Feb 3, 2023 - Economy

America's mind-blowing labor market

Illustration of the "mind blown" emoji as an exploding coin.

Illustration: Shoshana Gordon/Axios

Jobs reports simply don't get any better than the one we received Friday morning.

No caveats needed: This is a rip-roaring labor market, in stark defiance of months of recession chatter — and the Federal Reserve's efforts to slow things down.

Why it matters: American workers — outside of a handful of sectors — are experiencing some of the most plentiful opportunities in generations — even as inflation has been coming down.

  • That is a precarious balance (more on how the Fed might react below), but it is a remarkable state of affairs. The jobless recoveries of the early 2000s now look like ancient history.

The details: Economists expected jobs growth to decelerate, but instead it surged ahead, with an addition of more than half a million jobs (517,000) in January.

  • The unemployment rate hit an ultra-low 3.4%. To find a water mark lower than that, you'd have to go all the way back to 1953.

State of play: The blowout job gains may be exaggerated by seasonal adjustments or other statistical quirks. But even if they are ultimately revised lower, a consistent message is being sent by labor data across the board with ultra-low jobless claims and rising numbers of job openings.

  • The hiring slowdown that was supposed to come alongside the Fed's aggressive tightening has not materialized. It sets up something of a conundrum for officials.
  • "It's difficult to see how wage pressures can possibly soften sufficiently when jobs growth is as strong as this," Seema Shah, chief global strategist at Principal Global Investors, wrote in a note.
  • "It's even more difficult to see the Fed stop raising rates and entertain ideas of rate cuts when there is such explosive economic news coming in."

Yes, but: For now, wage pressures appear to be flat or diminishing, contrary to what economic theory would predict in a booming job market. Rock-bottom unemployment paired with decelerating inflation is an economic dream scenario.

  • Average hourly earnings rose 0.3% in January, slowing slightly from December's upwardly revised 0.4% pace. Over the year through January, hourly earnings are up 4.4%.
  • Over the last three months, wages rose at a 4.6% annual rate — on the high side of what the Fed would consider consistent with achieving its 2% inflation target, but not accelerating.

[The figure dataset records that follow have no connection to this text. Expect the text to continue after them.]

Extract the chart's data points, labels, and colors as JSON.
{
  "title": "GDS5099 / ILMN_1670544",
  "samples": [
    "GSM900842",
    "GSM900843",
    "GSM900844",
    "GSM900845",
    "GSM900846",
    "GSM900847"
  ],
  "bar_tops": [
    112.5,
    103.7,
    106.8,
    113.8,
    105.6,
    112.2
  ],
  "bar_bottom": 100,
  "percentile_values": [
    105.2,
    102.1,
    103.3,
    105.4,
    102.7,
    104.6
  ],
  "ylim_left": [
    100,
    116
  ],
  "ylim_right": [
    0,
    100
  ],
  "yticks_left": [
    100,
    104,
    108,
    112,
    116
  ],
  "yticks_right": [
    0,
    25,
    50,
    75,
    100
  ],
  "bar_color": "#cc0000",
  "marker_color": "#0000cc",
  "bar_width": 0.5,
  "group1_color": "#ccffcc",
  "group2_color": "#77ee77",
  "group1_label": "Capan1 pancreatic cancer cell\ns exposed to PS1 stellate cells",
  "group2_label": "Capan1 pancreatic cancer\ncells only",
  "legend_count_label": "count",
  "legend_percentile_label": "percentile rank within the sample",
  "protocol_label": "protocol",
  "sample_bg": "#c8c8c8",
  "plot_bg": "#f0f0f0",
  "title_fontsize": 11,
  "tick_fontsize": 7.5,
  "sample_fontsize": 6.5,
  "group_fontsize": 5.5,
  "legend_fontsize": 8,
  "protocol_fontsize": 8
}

The intrigue: January is a notoriously difficult month to interpret jobs data, with annual adjustments made by the Labor Department — some of which are done to account for seasonal patterns.

  • "We got a lot of these gains because employers kept on seasonal workers they would typically lay off," says Diane Swonk, chief economist at KPMG U.S. "This is a lot of labor hoarding, everywhere from leisure and hospitality to retail to construction."